Protobuf based serialization

  • The API works with Protobuf objects directly
  • Objects can be reserialized at any points
  • Complex data types can be defined (area, route, etc.)

Cross-platform

  • Uses only C++ standard library primitives and other cross-platform libraries
  • Compatible with ROS

Components

Library

The Library contains the required source code for integrating into your project.

Endpoints

  • Used to abstract away the transport and physical layer
  • Endpoint implementations based on BasicEndpoint only need to implement:
    • Starting and stopping the endpoint
    • Sending binary messages
    • Receiving binary messages
    • Tracking the presence of nodes
  • While we are targeting IP networks (including mesh networks), the library doesn’t care about the medium
  • Zyre based implementation is available now
  • Work in progress to introduce the secure version based on libsodium

Services

  • A combination of well-defined functionality and related data types
  • Asynchronous, thread-safe interfaces
  • Currently available services:
    • Discovery The Discovery Service is responsible for detecting the supported features of participating swarm members.
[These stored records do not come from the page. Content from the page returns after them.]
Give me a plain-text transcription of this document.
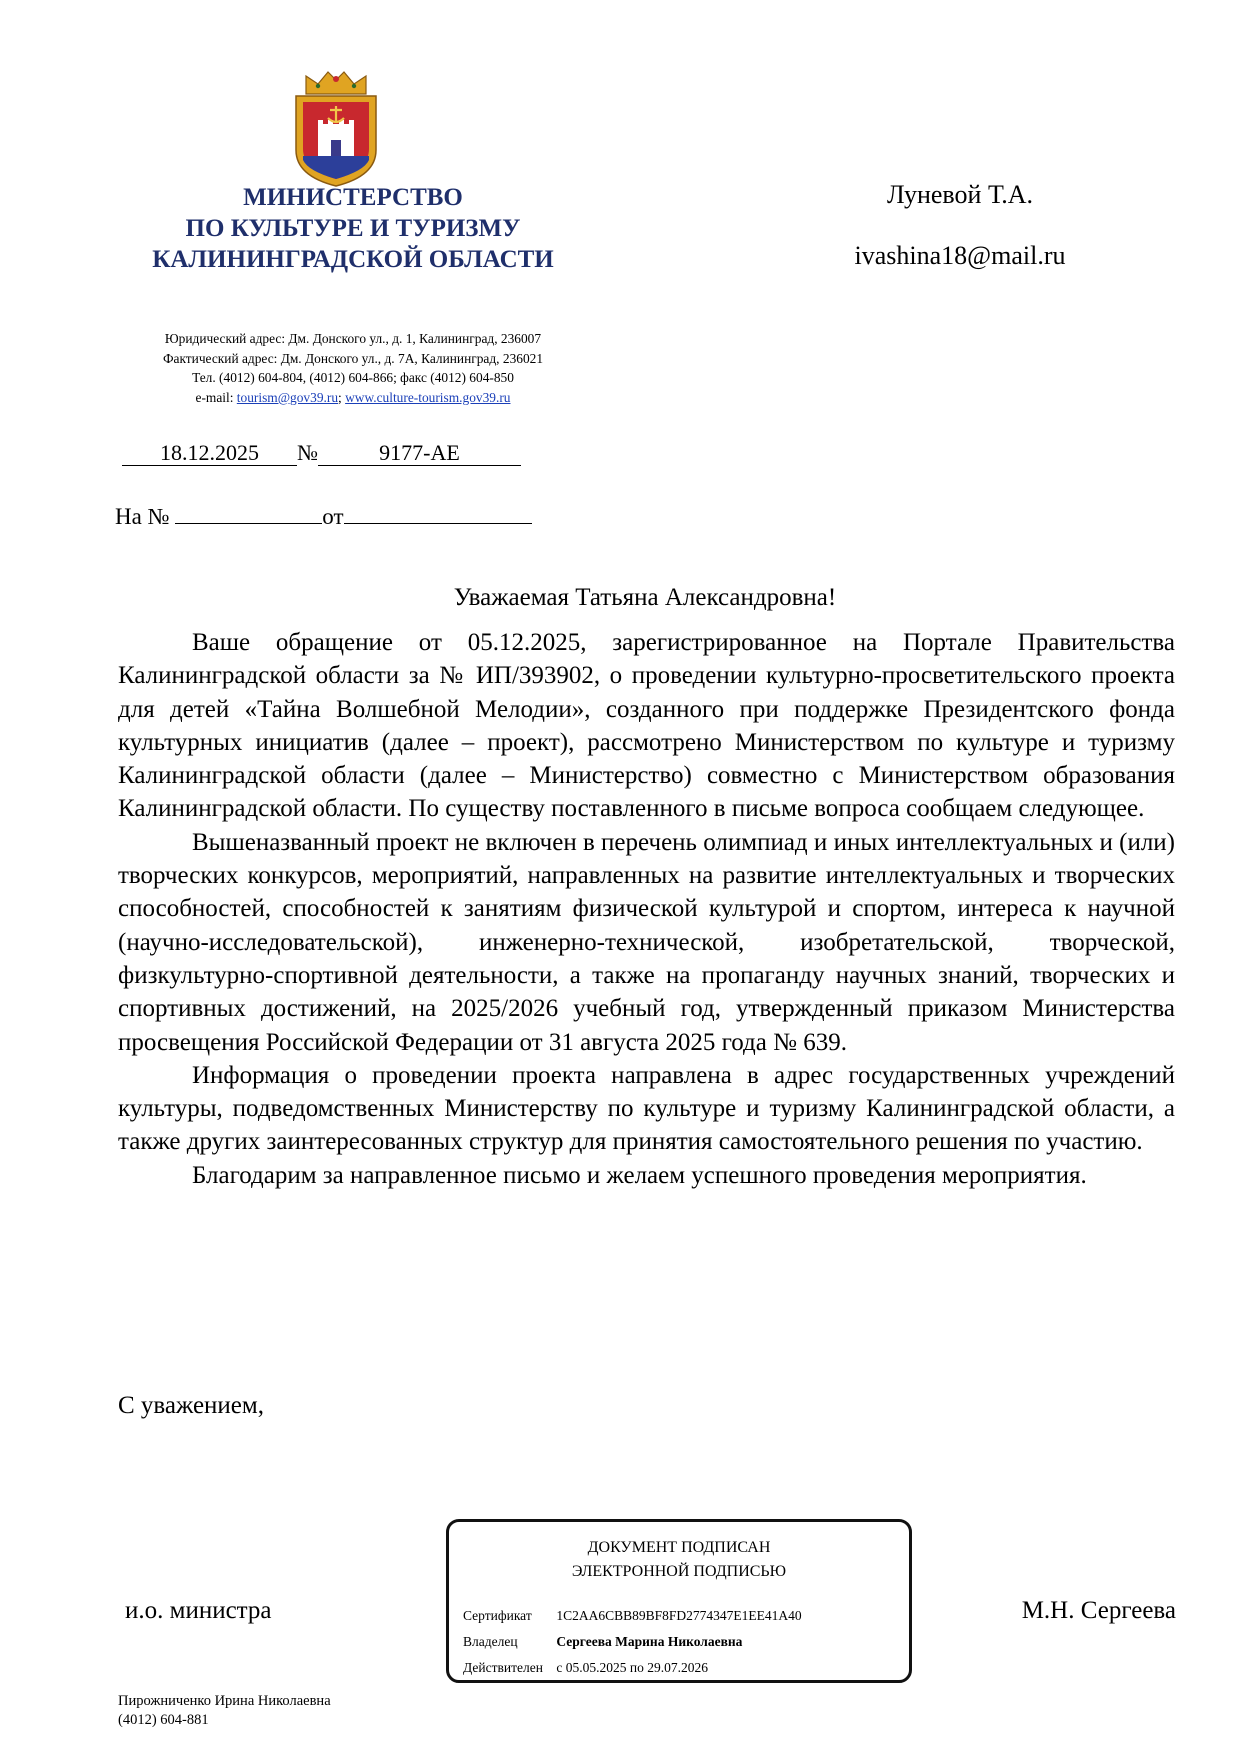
МИНИСТЕРСТВО
ПО КУЛЬТУРЕ И ТУРИЗМУ
КАЛИНИНГРАДСКОЙ ОБЛАСТИ
Юридический адрес: Дм. Донского ул., д. 1, Калининград, 236007
Фактический адрес: Дм. Донского ул., д. 7А, Калининград, 236021
Тел. (4012) 604-804, (4012) 604-866; факс (4012) 604-850
e-mail: tourism@gov39.ru; www.culture-tourism.gov39.ru
Луневой Т.А.
ivashina18@mail.ru
18.12.2025 №	9177-АЕ
На №	от
Уважаемая Татьяна Александровна!

Ваше обращение от 05.12.2025, зарегистрированное на Портале Правительства Калининградской области за № ИП/393902, о проведении культурно-просветительского проекта для детей «Тайна Волшебной Мелодии», созданного при поддержке Президентского фонда культурных инициатив (далее – проект), рассмотрено Министерством по культуре и туризму Калининградской области (далее – Министерство) совместно с Министерством образования Калининградской области. По существу поставленного в письме вопроса сообщаем следующее.

Вышеназванный проект не включен в перечень олимпиад и иных интеллектуальных и (или) творческих конкурсов, мероприятий, направленных на развитие интеллектуальных и творческих способностей, способностей к занятиям физической культурой и спортом, интереса к научной (научно-исследовательской), инженерно-технической, изобретательской, творческой, физкультурно-спортивной деятельности, а также на пропаганду научных знаний, творческих и спортивных достижений, на 2025/2026 учебный год, утвержденный приказом Министерства просвещения Российской Федерации от 31 августа 2025 года № 639.

Информация о проведении проекта направлена в адрес государственных учреждений культуры, подведомственных Министерству по культуре и туризму Калининградской области, а также других заинтересованных структур для принятия самостоятельного решения по участию.

Благодарим за направленное письмо и желаем успешного проведения мероприятия.

С уважением,
и.о. министра	М.Н. Сергеева
ДОКУМЕНТ ПОДПИСАН
ЭЛЕКТРОННОЙ ПОДПИСЬЮ
Сертификат 1C2AA6CBB89BF8FD2774347E1EE41A40
Владелец	Сергеева Марина Николаевна
Действителен с 05.05.2025 по 29.07.2026
Пирожниченко Ирина Николаевна
(4012) 604-881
In order to make the Monitoring and Configuration Tool a universal tool for the management of compatible swarms, regardless of specific behavior or target hardware, the Communication Library provides a way to obtain a description of the events supported by each member and of the different telemetry and parameter values and their underlying data types. The Discovery Service works on two layers: the lower layer, provided by the specific endpoint implementation, is purely responsible for detecting the presence of swarm members and tracking their online-offline states – while the higher layer can request and answer, as well as cache and invalidate information about the supported facilities.
    • Event (commands and global events) Swarm members send and receive events as their behavior is executing – informing other members of important events and reacting to external and internal stimuli in order to change or modify the current state of execution. An event, on its own, has only a name and a list of parameters – it is only how the behavior reacts that makes the event meaningful. As such, events can represent commands issued by the operator, real events happening on a local or remote node or other simple messages that aid coordination. The Monitoring and Configuration Tool can use the Event Service to send arbitrary events to swarm members (in order to issue commands) and can monitor events as they are happening on swarm members.
    • Key-Value (parameters and other mostly static data) Parameters such as the operational area or the location of known obstacles are subject to change during deployment, and as such, need a way to be set during the mission. The Key-Value Service provides a way to write (and read) complex named values on swarm members – values the behavior can use to perform calculation and make decisions. The Monitoring and Configuration Tool uses the Key-Value Service to retrieve and set the parameters that govern swarm member behavior.
    • Telemetry (streaming data to subscribers) For the operator to receive meaningful information about the state of each swarm member, a continuous stream of information needs to be sent by the swarm members being monitored to the Monitoring and Configuration Tool, and eventually, to the operator. The Telemetry Service can be used to subscribe to such information on-demand, specifying the required resolution and scope of the information. All data sent back is strongly typed and can have complex schema. Each telemetry value (however complex) is treated as an atomic value relevant to a single time point. The Monitoring and Configuration Tool uses the Telemetry Service to display and visualize the key elements describing the state of individual swarm members.
    • Ping (measuring latency)

Usage: see Simulator

ROS bridge

Since our primary targets are ROS based devices, support for ROS native facilities needed to be a lot more in-depth. Communications within ROS use a proprietary messaging format and protocol – support for this is not available on non-ROS systems. A bridge node was developed, which is capable of translating between a ROS based system and the rest of the world:

  • Publishing any ROS topic as telemetry
  • Forwarding events to and from the behavior
  • Setting parameters on the ROS Parameter Server

Using the communication node, applications developed or behavior generated for ROS based devices can use native ROS facilities and need not care about the presence of the library. The bridge is just another application using the library – it receives no special treatment.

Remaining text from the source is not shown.